Active/Standby Switchover

2024-05-25 03:59:48

When Does an Active/Standby Switchover Occur?

An active/standby switchover may occur in the following scenarios:

An active/standby switchover operation is initiated on the console.

An active/standby switchover will be triggered when the active node of an active/standby instance fails.
For example, if commands (such as keys) that consume a lot of resources are used, the CPU usage will surge, triggering an active/standby switchover.

If you restart an active/standby instance on the console, an active/standby switchover will be triggered.

How Does Active/Standby Switchover Affect Services?

If a fault occurs in an active/standby or cluster instance, a failover is triggered automatically. Services may be interrupted for less than half a minute during exception detection and failover.

Does the Client Need to Switch the Connection Address After an Active/Standby Switchover?

No. If the active node fails or an active/standby switchover is performed, the standby node will be promoted to active and take the original virtual IP address.

What Is the Redis Active/Standby Synchronization Mechanism?

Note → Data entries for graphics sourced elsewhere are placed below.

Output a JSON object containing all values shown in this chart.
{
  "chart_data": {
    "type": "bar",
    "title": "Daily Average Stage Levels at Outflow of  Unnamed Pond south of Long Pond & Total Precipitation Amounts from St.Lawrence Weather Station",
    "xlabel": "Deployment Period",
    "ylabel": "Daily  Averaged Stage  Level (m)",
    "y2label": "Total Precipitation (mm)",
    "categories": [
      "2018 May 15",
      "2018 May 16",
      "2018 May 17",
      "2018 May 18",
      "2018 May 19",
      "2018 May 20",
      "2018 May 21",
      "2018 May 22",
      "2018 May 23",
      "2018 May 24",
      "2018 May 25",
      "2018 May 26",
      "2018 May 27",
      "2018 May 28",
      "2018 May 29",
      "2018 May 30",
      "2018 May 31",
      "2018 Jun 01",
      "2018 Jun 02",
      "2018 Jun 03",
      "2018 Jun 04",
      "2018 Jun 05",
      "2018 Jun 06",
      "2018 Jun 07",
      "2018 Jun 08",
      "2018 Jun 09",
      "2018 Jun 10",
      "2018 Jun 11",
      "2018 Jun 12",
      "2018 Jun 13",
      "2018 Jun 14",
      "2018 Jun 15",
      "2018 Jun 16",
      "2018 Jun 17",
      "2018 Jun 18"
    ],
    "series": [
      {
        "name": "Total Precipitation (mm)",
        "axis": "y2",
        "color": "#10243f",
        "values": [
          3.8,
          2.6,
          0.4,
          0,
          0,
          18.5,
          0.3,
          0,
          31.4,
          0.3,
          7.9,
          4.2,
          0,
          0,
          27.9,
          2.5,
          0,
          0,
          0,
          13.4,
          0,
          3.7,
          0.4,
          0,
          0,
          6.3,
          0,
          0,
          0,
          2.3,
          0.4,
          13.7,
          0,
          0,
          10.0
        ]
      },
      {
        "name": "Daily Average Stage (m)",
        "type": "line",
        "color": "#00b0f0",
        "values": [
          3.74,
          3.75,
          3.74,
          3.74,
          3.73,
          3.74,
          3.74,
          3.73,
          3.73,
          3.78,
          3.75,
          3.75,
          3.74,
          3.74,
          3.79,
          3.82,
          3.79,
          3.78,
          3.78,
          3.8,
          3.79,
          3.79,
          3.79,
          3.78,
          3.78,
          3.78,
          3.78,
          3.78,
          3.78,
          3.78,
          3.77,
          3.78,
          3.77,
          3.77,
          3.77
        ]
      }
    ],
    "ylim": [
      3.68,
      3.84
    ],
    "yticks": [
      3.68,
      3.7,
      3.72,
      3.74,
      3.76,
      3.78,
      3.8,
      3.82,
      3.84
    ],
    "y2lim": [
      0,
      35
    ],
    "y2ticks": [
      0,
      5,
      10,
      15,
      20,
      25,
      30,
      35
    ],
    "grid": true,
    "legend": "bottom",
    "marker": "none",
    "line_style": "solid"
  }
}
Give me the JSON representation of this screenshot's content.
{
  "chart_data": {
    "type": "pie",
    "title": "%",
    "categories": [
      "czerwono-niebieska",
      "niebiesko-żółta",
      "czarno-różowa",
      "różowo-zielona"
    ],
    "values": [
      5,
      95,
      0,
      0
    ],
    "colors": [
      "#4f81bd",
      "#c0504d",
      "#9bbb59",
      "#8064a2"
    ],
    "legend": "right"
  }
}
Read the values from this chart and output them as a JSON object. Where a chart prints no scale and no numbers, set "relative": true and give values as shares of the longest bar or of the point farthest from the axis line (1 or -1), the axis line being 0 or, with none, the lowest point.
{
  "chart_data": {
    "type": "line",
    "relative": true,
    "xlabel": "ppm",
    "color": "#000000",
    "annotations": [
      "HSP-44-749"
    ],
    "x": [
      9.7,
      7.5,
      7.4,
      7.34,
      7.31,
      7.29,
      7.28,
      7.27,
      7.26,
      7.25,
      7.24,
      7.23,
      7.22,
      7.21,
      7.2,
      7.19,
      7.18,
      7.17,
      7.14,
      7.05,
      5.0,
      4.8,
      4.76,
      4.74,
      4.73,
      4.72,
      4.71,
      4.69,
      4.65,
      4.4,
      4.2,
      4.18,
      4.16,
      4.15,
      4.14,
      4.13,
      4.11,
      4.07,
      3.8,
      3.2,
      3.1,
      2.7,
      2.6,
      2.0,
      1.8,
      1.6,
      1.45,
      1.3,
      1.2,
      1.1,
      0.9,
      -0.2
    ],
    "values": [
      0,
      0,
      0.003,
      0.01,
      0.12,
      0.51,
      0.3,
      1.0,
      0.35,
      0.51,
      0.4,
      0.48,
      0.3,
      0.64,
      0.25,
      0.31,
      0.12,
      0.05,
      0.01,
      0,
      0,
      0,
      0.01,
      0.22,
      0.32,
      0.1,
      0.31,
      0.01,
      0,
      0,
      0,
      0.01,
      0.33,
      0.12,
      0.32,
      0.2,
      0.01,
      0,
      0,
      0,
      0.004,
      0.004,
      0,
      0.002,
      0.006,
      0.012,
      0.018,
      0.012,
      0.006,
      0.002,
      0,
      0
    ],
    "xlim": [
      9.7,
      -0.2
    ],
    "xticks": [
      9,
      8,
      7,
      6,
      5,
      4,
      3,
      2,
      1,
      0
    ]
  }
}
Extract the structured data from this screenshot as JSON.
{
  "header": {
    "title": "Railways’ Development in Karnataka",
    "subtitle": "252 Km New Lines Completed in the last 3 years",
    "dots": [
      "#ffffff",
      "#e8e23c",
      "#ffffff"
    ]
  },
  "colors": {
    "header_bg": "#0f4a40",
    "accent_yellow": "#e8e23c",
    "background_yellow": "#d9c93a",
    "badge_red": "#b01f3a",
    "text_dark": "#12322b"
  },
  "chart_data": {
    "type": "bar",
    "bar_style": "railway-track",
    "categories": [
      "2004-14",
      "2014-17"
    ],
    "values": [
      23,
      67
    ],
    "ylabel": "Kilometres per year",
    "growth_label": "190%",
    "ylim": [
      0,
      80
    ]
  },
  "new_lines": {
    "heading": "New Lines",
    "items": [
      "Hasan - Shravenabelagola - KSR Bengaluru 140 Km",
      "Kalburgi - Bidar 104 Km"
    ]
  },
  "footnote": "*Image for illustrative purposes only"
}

DCS Redis standard version active/standby and cluster version active/standby instances support the deployment of HA instances. You can choose to deploy instances in a single AZ or multiple AZs. When a tenant deploys an instance across multiple AZs, the Redis instance actively establishes and maintains Redis synchronous replication. In the event of an active node fault, the DCS instance automatically promotes the standby node to the active node to achieve HA. If the tenant mostly uses the DCS instance to read the business data, they can choose an active/standby cluster instance, because the DCS instance actively maintains data synchronization and replication between the active node and the standby node.